There is an ongoing procedure in the parliament for adoption of amendments and additions to the Law on Value Added Tax. The Law on Amending the Value Added Tax proposes the following:
-possibility of taxpayers registered for value added tax purposes, to exercise the right to deduct previous tax also by owning a fiscal receipt whose total turnover does not exceed 6.000 MKD issued in accordance with the Law on Registration of Cash Payments, that is to say abolishing the confirmation-of-payment-receipt as a document on fiscal receipt for justification of expenses up to the amount of 6.000 MKD.
-Increase of the threshold for the mandatory registration for value added tax purposes from MKD 1,000,000 to MKD 2,000,000 and prescribes shortening of the period of stay of the value added tax system from 5 to 3 years;
-possibility for taxpayers who were registered for value added tax purposes and who did not exceed the threshold of 2.000.000 MKD in 2019 to have the right to request revocation from the registration for value added tax purposes;
-possibility for taxpayers who were not registered for value added tax purposes and who in 2019 exceeded the threshold of MKD 1,000,000 but did not exceed the threshold of MKD 2,000,000, to have no obligation to register for value added tax purposes;
– exemption from paying of value added tax for goods imported by the military forces of other states that are members of the North Atlantic Treaty Organization (NATO), the imposition of a tax exemption during imports for the needs of those forces or accompanying civilian personnel, as well as for supplying their mess rooms or canteens, if these forces participate in joint defense activities and
– reconciliation of the articles of the Law on Value Added Tax with the Criminal Law.

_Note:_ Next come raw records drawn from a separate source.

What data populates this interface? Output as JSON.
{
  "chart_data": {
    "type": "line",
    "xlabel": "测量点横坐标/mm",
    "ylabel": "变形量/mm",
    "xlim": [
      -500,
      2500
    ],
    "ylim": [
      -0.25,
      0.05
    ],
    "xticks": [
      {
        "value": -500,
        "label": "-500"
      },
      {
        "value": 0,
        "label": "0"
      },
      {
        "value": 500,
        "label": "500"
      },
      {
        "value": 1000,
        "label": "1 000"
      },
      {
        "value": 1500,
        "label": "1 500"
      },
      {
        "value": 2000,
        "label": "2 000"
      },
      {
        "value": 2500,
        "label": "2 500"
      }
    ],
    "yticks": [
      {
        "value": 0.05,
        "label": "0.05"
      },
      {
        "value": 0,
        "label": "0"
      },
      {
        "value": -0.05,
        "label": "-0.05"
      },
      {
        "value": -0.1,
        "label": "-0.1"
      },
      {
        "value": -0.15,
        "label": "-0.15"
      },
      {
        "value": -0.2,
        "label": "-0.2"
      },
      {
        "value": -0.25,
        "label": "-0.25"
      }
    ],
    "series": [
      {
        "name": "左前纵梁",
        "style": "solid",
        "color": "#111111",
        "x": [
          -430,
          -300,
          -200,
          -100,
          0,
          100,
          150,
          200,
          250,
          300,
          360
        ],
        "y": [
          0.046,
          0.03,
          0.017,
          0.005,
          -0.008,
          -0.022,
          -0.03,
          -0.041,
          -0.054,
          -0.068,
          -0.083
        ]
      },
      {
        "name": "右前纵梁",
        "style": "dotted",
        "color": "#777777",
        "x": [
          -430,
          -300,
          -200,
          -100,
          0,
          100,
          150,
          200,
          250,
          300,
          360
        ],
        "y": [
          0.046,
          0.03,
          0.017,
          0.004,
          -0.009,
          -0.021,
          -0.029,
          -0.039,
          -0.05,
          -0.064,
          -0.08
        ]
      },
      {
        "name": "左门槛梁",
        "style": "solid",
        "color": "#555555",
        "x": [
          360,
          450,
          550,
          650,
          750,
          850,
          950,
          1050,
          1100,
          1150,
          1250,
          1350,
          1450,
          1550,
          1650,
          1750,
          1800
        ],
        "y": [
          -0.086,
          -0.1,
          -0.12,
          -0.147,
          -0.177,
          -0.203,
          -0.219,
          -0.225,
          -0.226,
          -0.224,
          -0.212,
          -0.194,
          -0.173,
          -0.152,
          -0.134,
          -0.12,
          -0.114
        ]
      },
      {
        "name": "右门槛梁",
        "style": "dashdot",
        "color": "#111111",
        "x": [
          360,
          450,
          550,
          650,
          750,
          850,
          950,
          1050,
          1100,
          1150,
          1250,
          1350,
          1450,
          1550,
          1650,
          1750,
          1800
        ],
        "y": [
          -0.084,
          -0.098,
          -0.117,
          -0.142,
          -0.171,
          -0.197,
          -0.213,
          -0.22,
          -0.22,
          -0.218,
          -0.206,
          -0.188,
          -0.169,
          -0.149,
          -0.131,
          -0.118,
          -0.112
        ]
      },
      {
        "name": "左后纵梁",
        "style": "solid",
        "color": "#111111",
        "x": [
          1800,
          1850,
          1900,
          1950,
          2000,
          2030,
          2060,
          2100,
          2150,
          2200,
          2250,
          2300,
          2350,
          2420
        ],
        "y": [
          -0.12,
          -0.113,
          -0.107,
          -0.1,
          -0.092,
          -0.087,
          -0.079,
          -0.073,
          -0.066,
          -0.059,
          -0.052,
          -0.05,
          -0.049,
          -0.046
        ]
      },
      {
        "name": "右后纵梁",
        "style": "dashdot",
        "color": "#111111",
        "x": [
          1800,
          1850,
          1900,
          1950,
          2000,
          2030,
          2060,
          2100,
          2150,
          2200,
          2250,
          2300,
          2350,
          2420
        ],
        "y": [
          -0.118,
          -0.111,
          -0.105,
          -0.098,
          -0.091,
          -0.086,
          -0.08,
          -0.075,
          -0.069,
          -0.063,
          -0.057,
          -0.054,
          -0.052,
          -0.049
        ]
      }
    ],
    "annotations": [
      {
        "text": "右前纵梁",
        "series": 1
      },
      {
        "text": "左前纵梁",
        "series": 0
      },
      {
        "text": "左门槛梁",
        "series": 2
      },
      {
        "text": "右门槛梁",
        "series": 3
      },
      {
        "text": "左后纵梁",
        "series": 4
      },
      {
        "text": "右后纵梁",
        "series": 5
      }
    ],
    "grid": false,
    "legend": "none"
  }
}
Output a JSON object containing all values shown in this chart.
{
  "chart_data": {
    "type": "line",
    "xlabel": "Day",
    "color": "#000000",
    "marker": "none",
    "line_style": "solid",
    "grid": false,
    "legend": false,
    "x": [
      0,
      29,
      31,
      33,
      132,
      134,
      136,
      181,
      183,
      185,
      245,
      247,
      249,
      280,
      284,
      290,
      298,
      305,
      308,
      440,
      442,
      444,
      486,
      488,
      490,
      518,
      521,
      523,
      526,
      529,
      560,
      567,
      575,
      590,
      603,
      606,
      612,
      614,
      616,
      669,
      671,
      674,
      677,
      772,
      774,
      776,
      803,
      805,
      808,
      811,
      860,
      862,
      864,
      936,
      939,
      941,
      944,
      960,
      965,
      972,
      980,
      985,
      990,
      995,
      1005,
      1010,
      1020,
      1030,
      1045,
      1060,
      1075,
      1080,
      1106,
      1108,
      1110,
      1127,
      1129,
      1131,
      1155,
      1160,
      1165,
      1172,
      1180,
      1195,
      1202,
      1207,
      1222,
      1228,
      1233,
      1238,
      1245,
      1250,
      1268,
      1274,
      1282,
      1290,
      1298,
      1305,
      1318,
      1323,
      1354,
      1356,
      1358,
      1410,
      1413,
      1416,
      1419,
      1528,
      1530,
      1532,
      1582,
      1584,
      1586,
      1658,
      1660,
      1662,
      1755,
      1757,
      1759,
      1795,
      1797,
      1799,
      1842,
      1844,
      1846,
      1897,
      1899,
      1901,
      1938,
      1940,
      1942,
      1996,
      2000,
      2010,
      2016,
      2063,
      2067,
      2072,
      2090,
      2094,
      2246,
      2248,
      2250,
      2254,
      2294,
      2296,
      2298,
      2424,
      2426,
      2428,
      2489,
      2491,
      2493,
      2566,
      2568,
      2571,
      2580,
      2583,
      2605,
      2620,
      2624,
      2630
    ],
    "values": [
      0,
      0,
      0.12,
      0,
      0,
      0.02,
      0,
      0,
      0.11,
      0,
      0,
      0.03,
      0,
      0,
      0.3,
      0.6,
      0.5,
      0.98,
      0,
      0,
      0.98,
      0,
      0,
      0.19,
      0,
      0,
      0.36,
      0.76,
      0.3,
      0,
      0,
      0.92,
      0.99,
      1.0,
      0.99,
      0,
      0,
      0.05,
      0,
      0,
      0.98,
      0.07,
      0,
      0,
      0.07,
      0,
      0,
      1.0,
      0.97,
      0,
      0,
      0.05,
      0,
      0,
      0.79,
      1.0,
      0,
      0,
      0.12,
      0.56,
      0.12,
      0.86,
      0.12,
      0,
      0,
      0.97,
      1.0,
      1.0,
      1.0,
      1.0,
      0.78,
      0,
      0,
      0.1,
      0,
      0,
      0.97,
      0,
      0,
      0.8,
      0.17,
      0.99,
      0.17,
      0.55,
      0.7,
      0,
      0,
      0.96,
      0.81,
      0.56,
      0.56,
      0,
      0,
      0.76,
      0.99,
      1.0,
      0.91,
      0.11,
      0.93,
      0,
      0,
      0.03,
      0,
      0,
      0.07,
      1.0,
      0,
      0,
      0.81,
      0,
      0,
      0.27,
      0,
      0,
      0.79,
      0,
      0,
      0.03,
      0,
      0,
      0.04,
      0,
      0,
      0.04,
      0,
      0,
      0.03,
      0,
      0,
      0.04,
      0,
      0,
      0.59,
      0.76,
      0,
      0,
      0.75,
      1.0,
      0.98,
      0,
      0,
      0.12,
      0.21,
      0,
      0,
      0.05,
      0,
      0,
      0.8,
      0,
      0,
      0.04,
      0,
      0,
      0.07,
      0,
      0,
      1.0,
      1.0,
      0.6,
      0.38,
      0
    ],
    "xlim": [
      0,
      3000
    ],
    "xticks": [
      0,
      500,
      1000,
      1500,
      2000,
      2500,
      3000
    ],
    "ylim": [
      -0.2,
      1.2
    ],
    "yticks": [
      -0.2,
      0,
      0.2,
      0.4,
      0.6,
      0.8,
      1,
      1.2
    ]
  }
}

The Law on Refunding Part of the Value Added Tax to Individuals from the perspective of responsibilities for the issuer of fiscal receipts was also discussed at the workshop.
The issuers of fiscal receipts, in accordance with the articles of the law, are obliged to the Public Revenue Office to report the fiscal receipt of reversal payment and the reversed receipt for which individuals are not entitled to VAT refund.
The Rulebook of the Minister of Finance prescribes the technical characteristics and the way of using the application software for reporting the data of the fiscal receipt and the mobile or desktop application for reporting the fiscal receipt of reversal payment or the reversed receipt.
Regarding the criminal articles, the Law on Refunding Part of the Value Added Tax on Individuals, sets a fine in the amount of 250 to 1,000 euros in MKD counter value for the issuer of the fiscal receipt who will not report the fiscal receipt of reversal payment or the reversed receipt to the Public Revenue Office the and a fine in the amount of 150 to 250 euros in MKD equivalent for the responsible person in the legal entity.
Supervision over the implementation of the articles of this Law is performed by the Public Revenue Office.